On technology and teaching:

Q. Some professors are interested in integrating social technology—blogs, wikis, Twitter—into their teaching. Are you suggesting that is a misguided approach?

A. I’m suggesting that it would be wrong to assume that that path is always the best path. I’m certainly not suggesting that we take a Luddite view of technology and think it’s all bad. But I do think that the assumption that the more media, the more messaging, the more social networking you can bring in will lead to better educational outcomes is not only dubious but in many cases is probably just wrong. It has to be a very balanced approach. Educators need to familiarize themselves with the research and see that in fact one of the most debilitating things you can do to students is distract them.

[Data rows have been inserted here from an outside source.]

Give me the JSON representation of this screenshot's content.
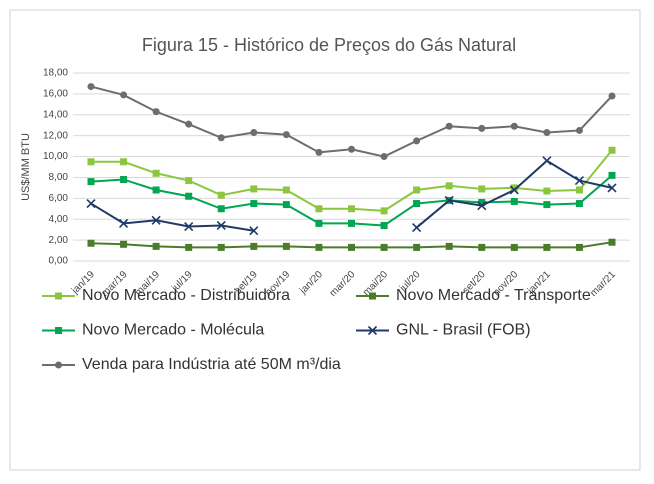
{
  "chart_data": {
    "type": "line",
    "title": "Figura 15 - Histórico de Preços do Gás Natural",
    "y_label": "US$/MM BTU",
    "categories": [
      "jan/19",
      "mar/19",
      "mai/19",
      "jul/19",
      null,
      "set/19",
      "nov/19",
      "jan/20",
      "mar/20",
      "mai/20",
      "jul/20",
      null,
      "set/20",
      "nov/20",
      "jan/21",
      null,
      "mar/21"
    ],
    "series": [
      {
        "name": "Novo Mercado - Distribuidora",
        "color": "#8cc63f",
        "marker": "square",
        "values": [
          9.5,
          9.5,
          8.4,
          7.7,
          6.3,
          6.9,
          6.8,
          5.0,
          5.0,
          4.8,
          6.8,
          7.2,
          6.9,
          7.0,
          6.7,
          6.8,
          10.6
        ]
      },
      {
        "name": "Novo Mercado - Transporte",
        "color": "#4a7c2a",
        "marker": "square",
        "values": [
          1.7,
          1.6,
          1.4,
          1.3,
          1.3,
          1.4,
          1.4,
          1.3,
          1.3,
          1.3,
          1.3,
          1.4,
          1.3,
          1.3,
          1.3,
          1.3,
          1.8
        ]
      },
      {
        "name": "Novo Mercado - Molécula",
        "color": "#00a651",
        "marker": "square",
        "values": [
          7.6,
          7.8,
          6.8,
          6.2,
          5.0,
          5.5,
          5.4,
          3.6,
          3.6,
          3.4,
          5.5,
          5.8,
          5.6,
          5.7,
          5.4,
          5.5,
          8.2
        ]
      },
      {
        "name": "GNL - Brasil (FOB)",
        "color": "#1f3a68",
        "marker": "x",
        "values": [
          5.5,
          3.6,
          3.9,
          3.3,
          3.4,
          2.9,
          null,
          null,
          null,
          null,
          3.2,
          5.8,
          5.3,
          6.8,
          9.6,
          7.7,
          7.0
        ]
      },
      {
        "name": "Venda para Indústria até 50M m³/dia",
        "color": "#6d6d6d",
        "marker": "circle",
        "values": [
          16.7,
          15.9,
          14.3,
          13.1,
          11.8,
          12.3,
          12.1,
          10.4,
          10.7,
          10.0,
          11.5,
          12.9,
          12.7,
          12.9,
          12.3,
          12.5,
          15.8
        ]
      }
    ],
    "ylim": [
      0,
      18
    ],
    "yticks": [
      {
        "value": 0,
        "label": "0,00"
      },
      {
        "value": 2,
        "label": "2,00"
      },
      {
        "value": 4,
        "label": "4,00"
      },
      {
        "value": 6,
        "label": "6,00"
      },
      {
        "value": 8,
        "label": "8,00"
      },
      {
        "value": 10,
        "label": "10,00"
      },
      {
        "value": 12,
        "label": "12,00"
      },
      {
        "value": 14,
        "label": "14,00"
      },
      {
        "value": 16,
        "label": "16,00"
      },
      {
        "value": 18,
        "label": "18,00"
      }
    ],
    "grid": true
  }
}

On recovering one’s attention span:

Q. If the Internet is making us so distracted, how did you manage to write a 224-page book and read all the dense academic studies that much of it is based on?

A. It was hard. The reason I started writing it was because I noticed in myself this increasing inability to pay attention to stuff, whether it was reading or anything else. When I started to write the book, I found it very difficult to sit and write for a couple of hours on end or to sit down with a dense academic paper. One thing that happened at that time is I moved from outside of Boston, a really highly connected place, to renting a house in the mountains of Colorado. And I didn’t have any cellphone service. I had a very slow Internet connection. I dropped off of Facebook. I dropped out of Twitter. I basically stopped blogging for a while. And I fairly dramatically cut back on checking e-mail. After I got over the initial period of panic that I was missing out on information, my abilities to concentrate did seem to strengthen again. I felt in a weird way intellectually or mentally calmer. And I could sit down and write or read with a great deal of attentiveness for quite a long time.

And on “smart classrooms” in colleges:

Q. Colleges refer to a screen-equipped space as a “smart classroom.” What would you call it?

A. I would call it a classroom that in certain circumstances would be beneficial and in others would actually undermine the mission of the class itself. I would maybe call it a questionable classroom.